I've written previously about interactive or exploratory coding. It's the sort of thing that Emacs and Emacs Lisp make easy and attractive. You sort of feel your way along writing little snippets of code and then stitch them together into larger pieces such as functions. The approach is brilliantly illustrated at the beginning of Magnar Sveen's Web Rebels talk where he builds a slide show function right before our eyes.
Now Kris Jenkins has posted a video that also demonstrates the technique. In just 16 minutes, Jenkins builds a Spotify client while we watch. This isn't 16 minutes of watching him type though. Starting with a shell call to Apple Script telling it to ask the Spotify application to play a Pink Floyd track, he builds up a function to play any track.

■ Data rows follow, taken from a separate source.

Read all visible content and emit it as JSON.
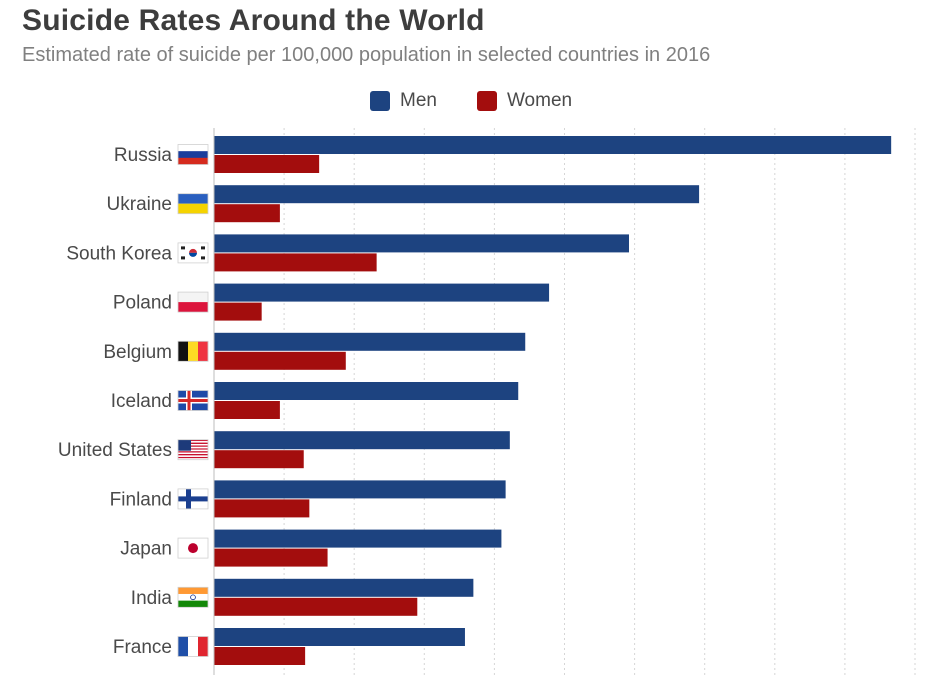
{
  "chart_data": {
    "type": "bar",
    "orientation": "horizontal",
    "title": "Suicide Rates Around the World",
    "subtitle": "Estimated rate of suicide per 100,000 population in selected countries in 2016",
    "categories": [
      "Russia",
      "Ukraine",
      "South Korea",
      "Poland",
      "Belgium",
      "Iceland",
      "United States",
      "Finland",
      "Japan",
      "India",
      "France"
    ],
    "series": [
      {
        "name": "Men",
        "color": "#1d4380",
        "values": [
          48.3,
          34.6,
          29.6,
          23.9,
          22.2,
          21.7,
          21.1,
          20.8,
          20.5,
          18.5,
          17.9
        ]
      },
      {
        "name": "Women",
        "color": "#a30d0d",
        "values": [
          7.5,
          4.7,
          11.6,
          3.4,
          9.4,
          4.7,
          6.4,
          6.8,
          8.1,
          14.5,
          6.5
        ]
      }
    ],
    "xlim": [
      0,
      50
    ],
    "grid": true,
    "legend_position": "top-center"
  },
  "flags": [
    "russia-flag-icon",
    "ukraine-flag-icon",
    "south-korea-flag-icon",
    "poland-flag-icon",
    "belgium-flag-icon",
    "iceland-flag-icon",
    "united-states-flag-icon",
    "finland-flag-icon",
    "japan-flag-icon",
    "india-flag-icon",
    "france-flag-icon"
  ]
}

Then he builds up some functions to retrieve track data from Spotify. Finally he ties it all together with helm to provide a reasonably functional Spotify client runable from Emacs.
I love this way of programming; It's one of the reasons I prefer Lisp to C for almost all projects. Even in C, I tended to write a function and then try it out but with lisp you can try out individual expressions and add more parts until you get what you want. If you're an Emacs user or a Lisper you must watch this video. It will, I promise you, be worth your time. It's just a bit over 16 minutes so it will fit nicely into one of your breaks.